Narrative:IAI Astra C-FRJZ departed on a night-time flight to the private airstrip at Fox Harbour, NS.
|Date:||22 MAR 2000|
|Type:||IAI Astra SPX|
|C/n / msn:|| 087|
|First flight:|| |
|Crew:||Fatalities: 0 / Occupants: |
|Passengers:||Fatalities: 0 / Occupants: |
|Total:||Fatalities: 0 / Occupants: |
|Airplane damage:|| Substantial|
|Airplane fate:|| Repaired|
|Location:||Fox Harbour Airport, NS (Canada)
|Phase:|| Approach (APR)|
|Destination airport:||Fox Harbour Airport, NS, Canada|
The departure and en route portions of the flight to Fox Harbour were unremarkable until preparation for the descent. The owner of the IAI Astra jet had made it clear to this crew, and to other crews on previous occasions, that he expected arrivals and approaches to be flown in minimum time. The operating crew and other employees confirmed this pressure, and aircrew therefore planned and conducted their operations accordingly. In preparation for the arrival and the approach to Fox Harbour, the crew inserted a series of waypoints in the flight management system to guide them for a straight-in approach and landing on runway 33.
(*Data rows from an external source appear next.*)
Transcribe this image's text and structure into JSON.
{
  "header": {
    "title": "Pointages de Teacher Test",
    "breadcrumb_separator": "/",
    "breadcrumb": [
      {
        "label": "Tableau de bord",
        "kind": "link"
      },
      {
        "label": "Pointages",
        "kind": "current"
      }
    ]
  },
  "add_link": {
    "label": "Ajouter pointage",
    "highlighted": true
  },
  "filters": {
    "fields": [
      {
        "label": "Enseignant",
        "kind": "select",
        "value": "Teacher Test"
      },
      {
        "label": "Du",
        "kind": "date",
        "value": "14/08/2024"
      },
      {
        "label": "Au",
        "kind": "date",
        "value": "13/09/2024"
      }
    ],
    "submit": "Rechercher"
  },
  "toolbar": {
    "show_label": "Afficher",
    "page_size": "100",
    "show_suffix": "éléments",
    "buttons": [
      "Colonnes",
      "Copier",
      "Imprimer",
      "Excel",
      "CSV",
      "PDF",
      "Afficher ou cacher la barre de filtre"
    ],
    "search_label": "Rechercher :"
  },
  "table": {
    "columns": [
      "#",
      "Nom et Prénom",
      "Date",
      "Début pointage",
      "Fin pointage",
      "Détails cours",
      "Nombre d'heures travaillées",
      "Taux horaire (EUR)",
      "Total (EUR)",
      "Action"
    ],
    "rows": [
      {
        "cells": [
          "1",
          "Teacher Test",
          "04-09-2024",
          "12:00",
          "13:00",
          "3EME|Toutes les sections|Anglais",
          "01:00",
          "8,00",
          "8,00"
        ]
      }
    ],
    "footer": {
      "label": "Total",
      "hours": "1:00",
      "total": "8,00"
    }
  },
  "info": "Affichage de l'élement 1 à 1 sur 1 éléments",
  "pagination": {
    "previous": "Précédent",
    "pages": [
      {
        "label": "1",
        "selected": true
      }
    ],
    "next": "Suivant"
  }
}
In general, the descent was flown at high speed on a track following the navigation waypoints programmed in the flight management system by the crew. Speed brakes were required to slow the aircraft during the descent. Example speeds show that the aircraft was at 340 knots indicated airspeed (KIAS) at 10 000 feet, 310 KIAS at 5000 feet, and 250 KIAS at 1000 feet. At 1000 feet, the aircraft was levelled and decelerated to configure for approach and landing. About this time, there was a slight quartering tailwind component, estimated to be about six knots. Because the speed was high throughout the descent, flaps and landing gear selections were delayed and, consequently, not fully extended until about three miles from the runway. At this time, the co-pilot went "heads down" to ensure that all checklist items were complete and to confirm that the aircraft was properly configured to land. When he next looked up, he observed that the aircraft was low in relationship to the runway and advised the captain, who corrected by levelling the aircraft. The aircraft altitude was recorded on radar to be between 200 and 300 feet above sea level while tracking inbound to the airport. A short distance before the tree line the aircraft began descending again. The co-pilot saw trees between the aircraft and the runway and called for an overshoot. The captain had begun the overshoot on the co-pilot's call; however, the action was not taken in time to avoid striking the trees.
About 50 feet above ground level and 1300 feet from the threshold of runway 33, the aircraft struck the trees and descended 10 feet into the treetops, then climbed away. Damage to the aircraft comprised wing leading-edge dents, minor fuselage perforations, leading- and trailing-edge flap dents and perforations, nose and landing-gear door damage, and foreign object damage to both engines. Tree debris was entangled in the landing gear; some of this debris fell from the aircraft during the overshoot. Debris that entered the engines subsequently resulted in an odour of burning wood and some smoke in the cabin.
Once the aircraft began climbing on the overshoot, the crew raised the landing gear and the trailing-edge flaps. Both systems functioned normally. The initial decision to raise the landing gear and the flaps was reexamined during the overshoot climb, resulting in the leading-edge flaps being left extended. The crew contacted air traffic control on the overshoot, declared an emergency, and requested clearance to Charlottetown. Charlottetown was chosen because it was nearby and clearly visible from Fox Harbour, had landing aids, and had airport emergency response services. The aircraft continued to Charlottetown for a straight-in approach and an uneventful landing and shutdown.
FINDINGS AS TO CAUSES AND CONTRIBUTING FACTORS:
1. Conditions conducive to black-hole illusion were present during the night approach to the runway.
2. In this situation, the crew did not recognize the potential hazard of the black-hole illusion and therefore did not compensate for it.
3. The crew did not adhere to the required standard operating procedures for the preparation and execution of the approach. Consequently, the crew were inadequately prepared for the visual conditions on final approach.
FINDINGS AS TO RISK:
1. The high descent and intermediate approach speeds caused cockpit pre-landing checks to be delayed. This delay resulted in the co-pilot's attention being diverted inside the cockpit when approach monitoring should have been done.
2. The crew's decision to raise the landing gear and the flaps on the overshoot after hitting the trees increased the risk to the flight.